I am not someone who likes to shop online. As Sex and the City's wise newspaper columnist Carrie Bradshaw once said, shopping is a form of cardio.
I also just like going out, being around people, perusing the shelves, being swayed by a sale.
But when I heard that a new grocery delivery service was going to be expanding further in the Tampa Bay area, part of me was very into the idea of not having to stop at the store on my way home.
Instacart, a grocery delivery service that first launched in the Tampa Bay area back in October, expanded to Sarasota and its surrounding cities (Bradenton, North Port, Longboat Key, Parrish, Holmes Beach and Palmetto) in March.
It's a website and smartphone app from which customers can order groceries, from stores including Publix, Costco, Total Wine, Whole Foods, Petco and more. The service is one of many on the market now, including Shipt and Amazon Prime Now.
I grocery shop a lot, especially for the job-related cooking I do weekly. Sometimes I really enjoy perusing the aisles; sometimes I resent it. (Sometimes I go when I am starving and it is dangerous.) I imagine many of you can relate. So on a recent Sunday, I parked it on my back patio, opened my laptop, and ordered about two dozen grocery items. Here's how it went.
First, you put in your address to see which stores are within your delivery range. I wanted to shop at Publix, which was on my list of stores. Victory.
Second, you shop, browsing from a list of products listed with a photo and a price, clicking on items to add them to your cart. Prices are set by the retailers, and overall the trend seemed to be that they were higher than in-store prices. According to Instacart, some retailers offer the same in-store prices, and some have small markups. (That said, it was easier to narrow down sale items and Publix BOGOs.)
Strangely, it was also both easier and more difficult to make compulsive shopping decisions. I wasn't distracted by the aimless wandering that happens in an actual store. But without seeing the product right there in front of me, I found myself putting more in my cart overall. The service was most useful for buying large or heavy products that I did not have to carry myself, things like laundry detergent or a case of bottled water.

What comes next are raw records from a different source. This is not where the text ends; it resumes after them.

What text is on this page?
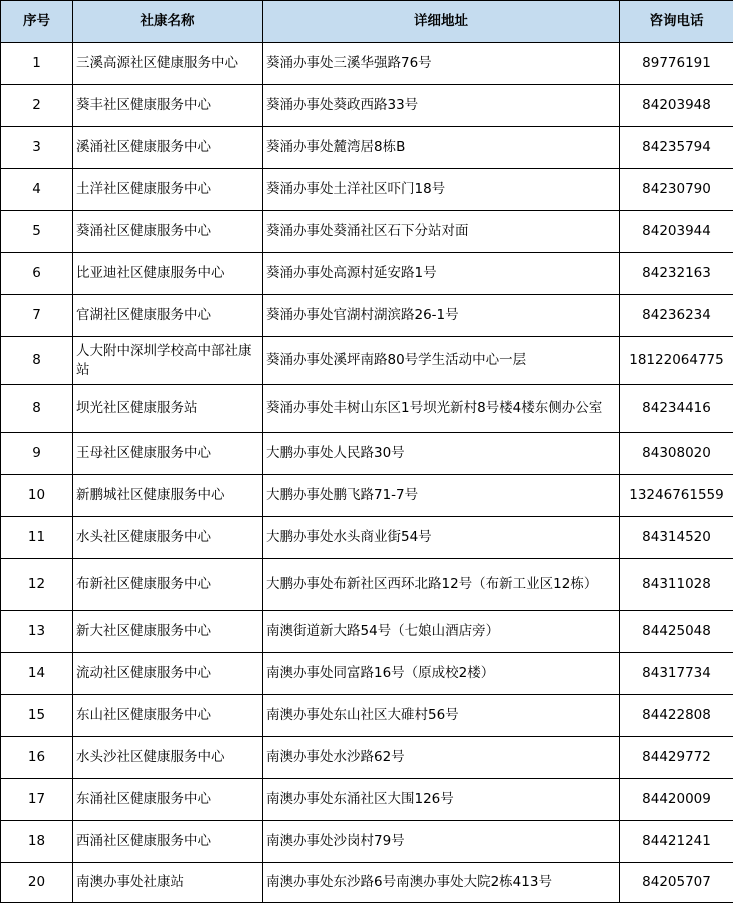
序号	社康名称	详细地址	咨询电话
1	三溪高源社区健康服务中心	葵涌办事处三溪华强路76号	89776191
2	葵丰社区健康服务中心	葵涌办事处葵政西路33号	84203948
3	溪涌社区健康服务中心	葵涌办事处麓湾居8栋B	84235794
4	土洋社区健康服务中心	葵涌办事处土洋社区吓门18号	84230790
5	葵涌社区健康服务中心	葵涌办事处葵涌社区石下分站对面	84203944
6	比亚迪社区健康服务中心	葵涌办事处高源村延安路1号	84232163
7	官湖社区健康服务中心	葵涌办事处官湖村湖滨路26-1号	84236234
8	人大附中深圳学校高中部社康站	葵涌办事处溪坪南路80号学生活动中心一层	18122064775
8	坝光社区健康服务站	葵涌办事处丰树山东区1号坝光新村8号楼4楼东侧办公室	84234416
9	王母社区健康服务中心	大鹏办事处人民路30号	84308020
10	新鹏城社区健康服务中心	大鹏办事处鹏飞路71-7号	13246761559
11	水头社区健康服务中心	大鹏办事处水头商业街54号	84314520
12	布新社区健康服务中心	大鹏办事处布新社区西环北路12号（布新工业区12栋）	84311028
13	新大社区健康服务中心	南澳街道新大路54号（七娘山酒店旁）	84425048
14	流动社区健康服务中心	南澳办事处同富路16号（原成校2楼）	84317734
15	东山社区健康服务中心	南澳办事处东山社区大碓村56号	84422808
16	水头沙社区健康服务中心	南澳办事处水沙路62号	84429772
17	东涌社区健康服务中心	南澳办事处东涌社区大围126号	84420009
18	西涌社区健康服务中心	南澳办事处沙岗村79号	84421241
20	南澳办事处社康站	南澳办事处东沙路6号南澳办事处大院2栋413号	84205707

After you're done shopping, you select a delivery time, which can be as close as an hour from the time you're ordering or as far out as a week. You can also edit your order up until a few hours before it's delivered, which is useful if like me you always forget to put milk in your cart even though you always just used the last drop.
I opted to have the groceries delivered during an hour window I was set to get home one Monday evening, and they were indeed sitting on the front porch when I walked up, in plastic Publix bags as if I had bought them myself.

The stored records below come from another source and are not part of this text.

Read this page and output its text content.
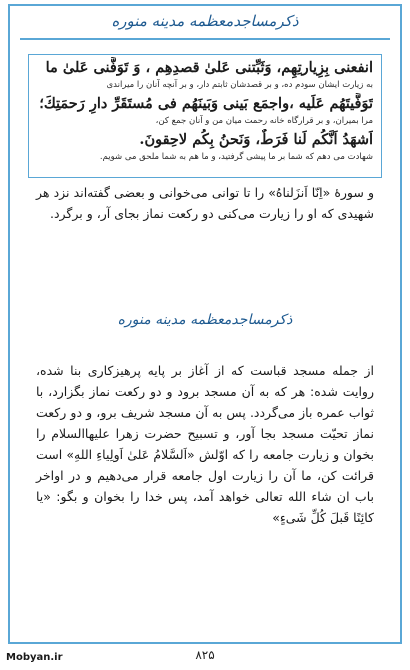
ذکرمساجدمعظمه مدینه منوره
انفعنی بِزِیارتِهِم، وَثَبِّتنی عَلیٰ قصدِهِم ، وَ تَوَفَّنی عَلیٰ ما
به زیارت ایشان سودم ده، و بر قصدشان ثابتم دار، و بر آنچه آنان را میراندی
تَوَفَّیتَهُم عَلَیه ،واجمَع بَینی وَبَینَهُم فی مُستَقَرِّ دارِ رَحمَتِكَ؛
مرا بمیران، و بر قرارگاه خانه رحمت میان من و آنان جمع کن،
اَشهَدُ اَنَّکُم لَنا فَرَطٌ، وَنَحنُ بِکُم لاحِقونَ.
شهادت می دهم که شما بر ما پیشی گرفتید، و ما هم به شما ملحق می شویم.
و سورۀ «اِنّا اَنزَلناهُ» را تا توانی می‌خوانی و بعضی گفته‌اند نزد هر شهیدی که او را زیارت می‌کنی دو رکعت نماز بجای آر، و برگرد.
ذکرمساجدمعظمه مدینه منوره
از جمله مسجد قباست که از آغاز بر پایه پرهیزکاری بنا شده، روایت شده: هر که به آن مسجد برود و دو رکعت نماز بگزارد، با ثواب عمره باز می‌گردد. پس به آن مسجد شریف برو، و دو رکعت نماز تحیّت مسجد بجا آور، و تسبیح حضرت زهرا عليها‌السلام را بخوان و زیارت جامعه را که اوّلش «اَلسَّلامُ عَلیٰ اَولِیاءِ اللهِ» است قرائت کن، ما آن را زیارت اول جامعه قرار می‌دهیم و در اواخر باب ان شاء الله تعالی خواهد آمد، پس خدا را بخوان و بگو: «یا کائِنًا قَبلَ کُلِّ شَیءٍ»
۸۲۵
Mobyan.ir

I got everything I ordered, except for a bottle of orange juice; I placed one brand in my cart and got a different but very similar brand delivered. Instacart said this happens when stores are out of stock; shoppers make a judgement call on getting a good replacement for those items. If the replaced item isn't something you want, Instacart will offer a refund.
There is a fee for the service — for $14.99 per month (or $99 per year) you become an Instacart Express and are not subject to any delivery fees — and a $10 order minimum that would probably prevent me from using it all the time, but I did feel very efficient and fancy obtaining my groceries in this way.
Now I just have to figure out how to make up for that day's cardio.